BLACK STATIC 19
Of all the writers, Steve Rasnic Tem’s story was the one I was most looking forward to, having just read and enjoyed his contribution to Stephen Jones’s latest anthology, ‘Visitants: Stories of Fallen Angels & Heavenly Hosts’ (not forgetting his excellent contribution to ‘Subtle Edens’ edited by Allen Ashley).
But it was a crushing disappointment: interminable and with unconvincing dialogue (though I suspect that was affected, but still...). The writing was dead and cold. Now, you could take the cop-out and say, “Well, it was written in the 2nd person, so that’s kinda unavoidable.” Hogwash. All 500 pages of Brian Aldiss’s brilliant new novel, ‘Walcot’, were also written in the 2nd person. It’s warm, it’s moving. It’s his magnum opus. In the end if I’m not ‘inside’ a story - if I’m consciously aware that I’m reading – then no matter what merits it may have, for me it’s failed. I want to lose myself in a story; not feel like I’m slogging my way through a pile of Cliff Notes.
“Beach Combing” by Ray Cluley was brief, but very effective: here a young boy ‘sees’ the memories in the found objects he touches.
Joel Lane is hit and miss for me: his ‘Earthwire’ collection left me cold, but ‘The Terrible Changes’ and ‘The Witnesses Are Gone’ were superb. At his best Lane can completely connect you to the honesty of the emotions he’s conveying. “The Sleep Mask” is good, but I didn’t have a strong reaction to it. It wasn’t a ‘miss’, so perhaps it was just a case of not doing for me what past stories had done better.
Lane’s tale was about a man suffering from a sleep disorder (although with Lane, such matters are just surface details to the deeper layers of his stories).

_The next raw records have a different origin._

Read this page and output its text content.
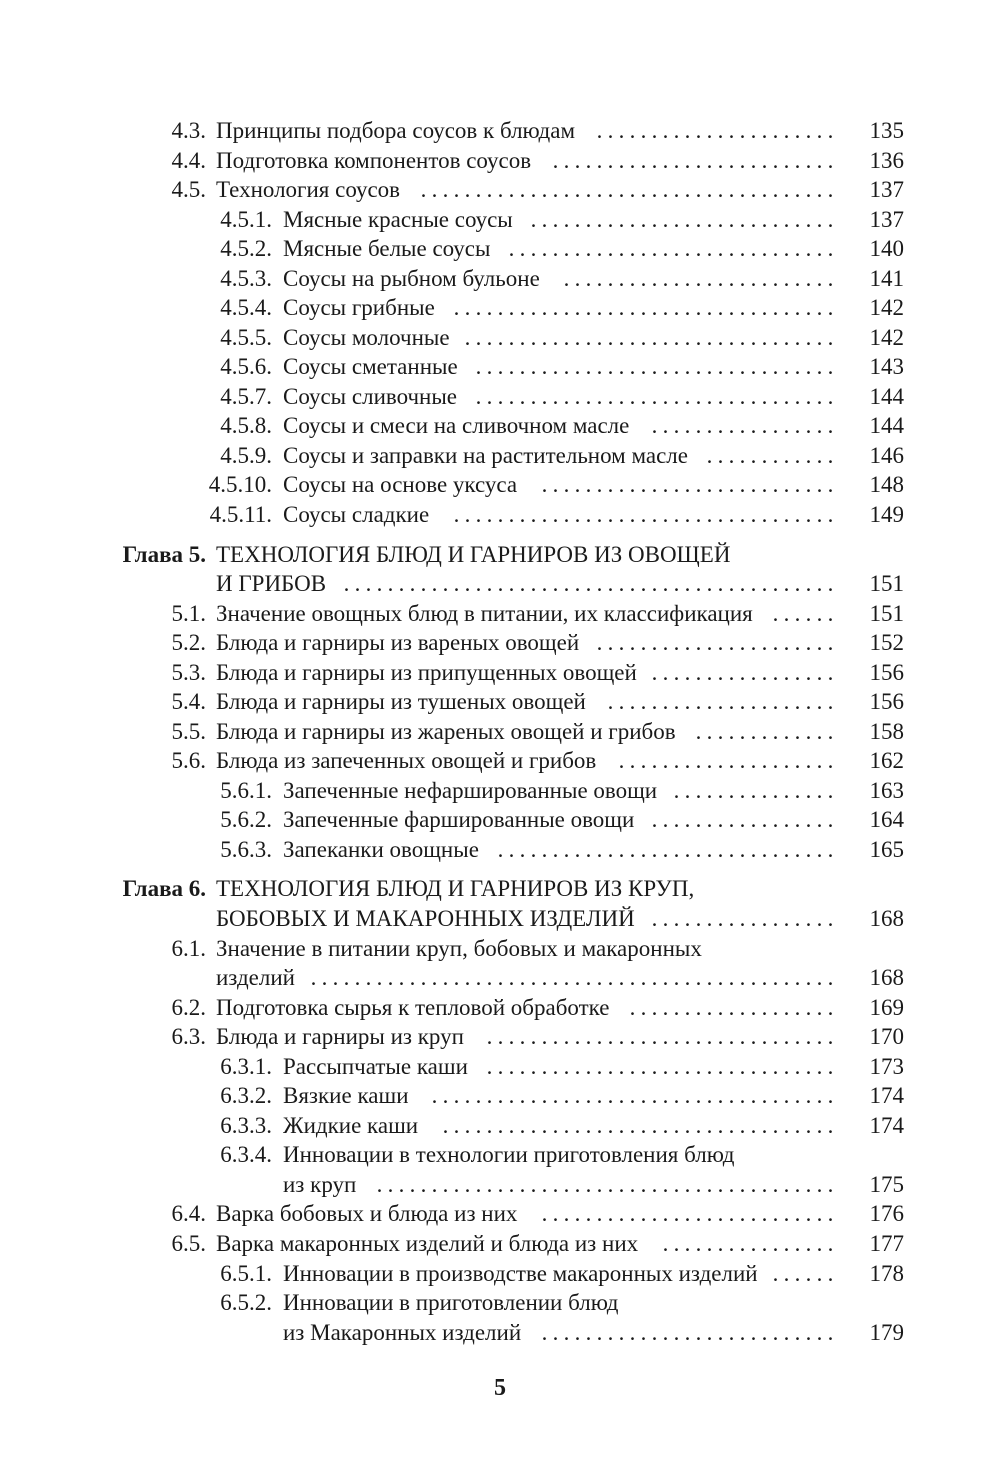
4.3. Принципы подбора соусов к блюдам . . . . . . . . . . . . . . . . . . . . . .	135
4.4. Подготовка компонентов соусов . . . . . . . . . . . . . . . . . . . . . . . . . .	136
4.5. Технология соусов . . . . . . . . . . . . . . . . . . . . . . . . . . . . . . . . . . . . . .	137
4.5.1. Мясные красные соусы . . . . . . . . . . . . . . . . . . . . . . . . . . . .	137
4.5.2. Мясные белые соусы . . . . . . . . . . . . . . . . . . . . . . . . . . . . . .	140
4.5.3. Соусы на рыбном бульоне . . . . . . . . . . . . . . . . . . . . . . . . .	141
4.5.4. Соусы грибные . . . . . . . . . . . . . . . . . . . . . . . . . . . . . . . . . . .	142
4.5.5. Соусы молочные . . . . . . . . . . . . . . . . . . . . . . . . . . . . . . . . . .	142
4.5.6. Соусы сметанные . . . . . . . . . . . . . . . . . . . . . . . . . . . . . . . . .	143
4.5.7. Соусы сливочные . . . . . . . . . . . . . . . . . . . . . . . . . . . . . . . . .	144
4.5.8. Соусы и смеси на сливочном масле . . . . . . . . . . . . . . . . .	144
4.5.9. Соусы и заправки на растительном масле . . . . . . . . . . . .	146
4.5.10. Соусы на основе уксуса . . . . . . . . . . . . . . . . . . . . . . . . . . .	148
4.5.11. Соусы сладкие . . . . . . . . . . . . . . . . . . . . . . . . . . . . . . . . . . .	149
Глава 5. ТЕХНОЛОГИЯ БЛЮД И ГАРНИРОВ ИЗ ОВОЩЕЙ
И ГРИБОВ . . . . . . . . . . . . . . . . . . . . . . . . . . . . . . . . . . . . . . . . . . . . .	151
5.1. Значение овощных блюд в питании, их классификация . . . . . .	151
5.2. Блюда и гарниры из вареных овощей . . . . . . . . . . . . . . . . . . . . . .	152
5.3. Блюда и гарниры из припущенных овощей . . . . . . . . . . . . . . . . .	156
5.4. Блюда и гарниры из тушеных овощей . . . . . . . . . . . . . . . . . . . . .	156
5.5. Блюда и гарниры из жареных овощей и грибов . . . . . . . . . . . . .	158
5.6. Блюда из запеченных овощей и грибов . . . . . . . . . . . . . . . . . . . .	162
5.6.1. Запеченные нефаршированные овощи . . . . . . . . . . . . . . .	163
5.6.2. Запеченные фаршированные овощи . . . . . . . . . . . . . . . . .	164
5.6.3. Запеканки овощные . . . . . . . . . . . . . . . . . . . . . . . . . . . . . . .	165
Глава 6. ТЕХНОЛОГИЯ БЛЮД И ГАРНИРОВ ИЗ КРУП,
БОБОВЫХ И МАКАРОННЫХ ИЗДЕЛИЙ . . . . . . . . . . . . . . . . .	168
6.1. Значение в питании круп, бобовых и макаронных
изделий . . . . . . . . . . . . . . . . . . . . . . . . . . . . . . . . . . . . . . . . . . . . . . . .	168
6.2. Подготовка сырья к тепловой обработке . . . . . . . . . . . . . . . . . . .	169
6.3. Блюда и гарниры из круп . . . . . . . . . . . . . . . . . . . . . . . . . . . . . . . .	170
6.3.1. Рассыпчатые каши . . . . . . . . . . . . . . . . . . . . . . . . . . . . . . . .	173
6.3.2. Вязкие каши . . . . . . . . . . . . . . . . . . . . . . . . . . . . . . . . . . . . .	174
6.3.3. Жидкие каши . . . . . . . . . . . . . . . . . . . . . . . . . . . . . . . . . . . .	174
6.3.4. Инновации в технологии приготовления блюд
из круп . . . . . . . . . . . . . . . . . . . . . . . . . . . . . . . . . . . . . . . . . .	175
6.4. Варка бобовых и блюда из них . . . . . . . . . . . . . . . . . . . . . . . . . . .	176
6.5. Варка макаронных изделий и блюда из них . . . . . . . . . . . . . . . .	177
6.5.1. Инновации в производстве макаронных изделий . . . . . .	178
6.5.2. Инновации в приготовлении блюд
из Макаронных изделий . . . . . . . . . . . . . . . . . . . . . . . . . . .	179
5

The next tale is “They Will Not Rest” by Simon Clark is also about sleep – only here certain death awaits everyone if they fall asleep. This, then, is a nightmare scenario where people have to stay awake in order to stay alive. One of the best Simon Clark short stories I’ve read in years.
Last is “The Wound Dresser” by Lavie Tidhar. One of the shortest in the magazine, but not a word is wasted. Great tone, extremely effective. Having just read Jones’s angels anthology I was immediately intrigued to see what Tidhar’s angel story would be like – and it’s not at all like any of the contributions to ‘Visitants’! Along with the Clark, one of the strongest stories in the issue.
Despite disappointments, I do admire the range of stories in Black Static, something I never felt with The Third Alternative (although admittedly I bailed on TTA when it had barely reached its teen numbers: for me it was just a miasma of myopic misery. More than anything, what really galled me with the whole ‘slipstream’ malarkey was that all involved were convinced they were reinventing the wheel. Yeah, right. They were doing nothing Brian Aldiss hadn’t already done – better – with his ‘Acid-Head’ stories in the ‘60s. Hell, even on a bad day Aldiss could write circles around the whole lot of them).
All the regular non-fiction comments from Fowler, O’Driscoll and Volk are terrific reads, though all of them concern themselves for the most part with films.
There’s a lengthy interview with Stephen Jones and extensive coverage of recent anthologies. My only real gripe with Black Static is the amount of effort, time and paper – 9 pages – wasted on reviewing the utter schlock of DVD drivel. Really, who cares already? (Leave that nonsense, I say, to Kim Newman and his Empire Magazine column.) I’d much prefer another story or interview...
A note on the layout and design: I have to say, since issue 16 Black Static has become a far more pleasurable read, not least because of the colour; with the b&w everything – I don’t know – just sort of blurred and smudged together. Reading could be a chore at times. Not only does the colour do the artwork more justice, but it helps to separate everything out. Plus I like having all the comments at the beginning, stories in the middle and reviews at the end. It just makes it so much easier to find stuff. For instance, I was looking through some of the b&w back issues and, jeez, trying to find something was a killer: stories, comments and reviews were scattered hither and yon, and not always helpfully labelled. I hope the current design and layout stays the way it is, as I like it just fine.
All in all 19 is a solid issue, if for this humble reader not as good as 18.